There are ironies here, not the least of which is that campaign finance reform gives McCain a reputation as a courageous plain-talker even as it relieves him of the need to take specific positions on, say, tax reform or health care reform. Another is that the McCain moment has arrived because the other mainstream challengers to Bush — Lamar Alexander, Elizabeth Dole, and Dan Quayle — were unable to raise the money necessary to run a strong campaign. McCain, meanwhile, has raised more than $ 10 million, much of it from industries he oversees as chairman of the Senate Commerce Committee. At a town hall meeting last week, a college student read a two-page statement challenging him on the point. McCain’s reaction was characteristic. He handed the kid a microphone and asked him to re-read the statement — “I don’t think they could hear you in the back.”
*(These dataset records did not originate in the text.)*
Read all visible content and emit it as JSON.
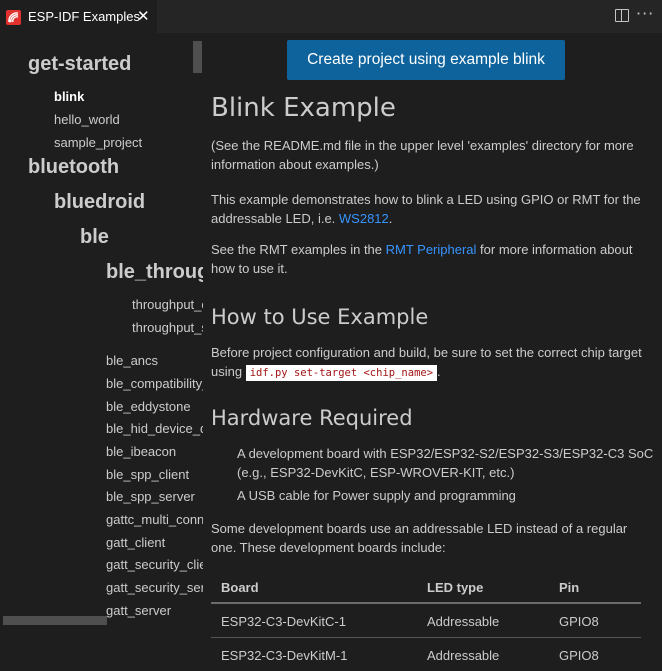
{
  "tab": {
    "title": "ESP-IDF Examples",
    "close": "✕",
    "icon": "esp-idf-logo-icon"
  },
  "toolbar": {
    "split_icon": "split-editor-icon",
    "more": "···"
  },
  "sidebar": {
    "items": [
      {
        "label": "get-started",
        "kind": "h1"
      },
      {
        "label": "blink",
        "kind": "leaf",
        "active": true
      },
      {
        "label": "hello_world",
        "kind": "leaf"
      },
      {
        "label": "sample_project",
        "kind": "leaf"
      },
      {
        "label": "bluetooth",
        "kind": "h1"
      },
      {
        "label": "bluedroid",
        "kind": "h1"
      },
      {
        "label": "ble",
        "kind": "h1"
      },
      {
        "label": "ble_throughput",
        "kind": "h1"
      },
      {
        "label": "throughput_client",
        "kind": "leaf"
      },
      {
        "label": "throughput_server",
        "kind": "leaf"
      },
      {
        "label": "ble_ancs",
        "kind": "leaf"
      },
      {
        "label": "ble_compatibility_test",
        "kind": "leaf"
      },
      {
        "label": "ble_eddystone",
        "kind": "leaf"
      },
      {
        "label": "ble_hid_device_demo",
        "kind": "leaf"
      },
      {
        "label": "ble_ibeacon",
        "kind": "leaf"
      },
      {
        "label": "ble_spp_client",
        "kind": "leaf"
      },
      {
        "label": "ble_spp_server",
        "kind": "leaf"
      },
      {
        "label": "gattc_multi_connect",
        "kind": "leaf"
      },
      {
        "label": "gatt_client",
        "kind": "leaf"
      },
      {
        "label": "gatt_security_client",
        "kind": "leaf"
      },
      {
        "label": "gatt_security_server",
        "kind": "leaf"
      },
      {
        "label": "gatt_server",
        "kind": "leaf"
      }
    ]
  },
  "main": {
    "create_button": "Create project using example blink",
    "title": "Blink Example",
    "p1": "(See the README.md file in the upper level 'examples' directory for more information about examples.)",
    "p2_text": "This example demonstrates how to blink a LED using GPIO or RMT for the addressable LED, i.e. ",
    "p2_link": "WS2812",
    "p2_end": ".",
    "p3_text": "See the RMT examples in the ",
    "p3_link": "RMT Peripheral",
    "p3_end": " for more information about how to use it.",
    "h_use": "How to Use Example",
    "p4_text": "Before project configuration and build, be sure to set the correct chip target using ",
    "p4_code": "idf.py set-target <chip_name>",
    "p4_end": ".",
    "h_hw": "Hardware Required",
    "bullets": [
      "A development board with ESP32/ESP32-S2/ESP32-S3/ESP32-C3 SoC (e.g., ESP32-DevKitC, ESP-WROVER-KIT, etc.)",
      "A USB cable for Power supply and programming"
    ],
    "p5": "Some development boards use an addressable LED instead of a regular one. These development boards include:",
    "table": {
      "headers": [
        "Board",
        "LED type",
        "Pin"
      ],
      "rows": [
        [
          "ESP32-C3-DevKitC-1",
          "Addressable",
          "GPIO8"
        ],
        [
          "ESP32-C3-DevKitM-1",
          "Addressable",
          "GPIO8"
        ]
      ]
    }
  }
}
After campaign finance reform, McCain’s message tends to trail off. McCain tells audiences the success of his campaign will rest on his ability to “articulate my vision for America,” in the manner of FDR, John Kennedy, or Ronald Reagan. That vision is indeed hard to articulate. Once money has been drained from politics, he says, Americans will be called to “a cause greater than their self-interest.”

“People say there are no great causes left in America,” he said. “I say, wherever there’s a hungry child, there’s a great cause. Wherever there’s a senior citizen without shelter, there’s a great cause.” And beyond these acts of individual kindness, there is always public service, which McCain terms “the noblest calling” — though this might sound odd coming from a public servant who is trying to convince his audience that the government is a sewer.

Opponents of campaign finance reform argue, of course, that political conflicts are at bottom the consequence of genuine ideological differences, to which the “special interests” have, predictably enough, attached their Big Money. Resolving these differences is called politics. But McCain offers his audiences a vision of politics drained not only of money but of politics, too, in which differences disappear in the universal willingness “to get the job done,” to use a favorite phrase. It is a fantasy of Perot-like dimensions, and it may indeed be suited for these wan, de-ideologized days of Late Clintonism. In that case, the McCain moment will last longer than anyone now expects.


Andrew Ferguson is a senior editor at THE WEEKLY STANDARD.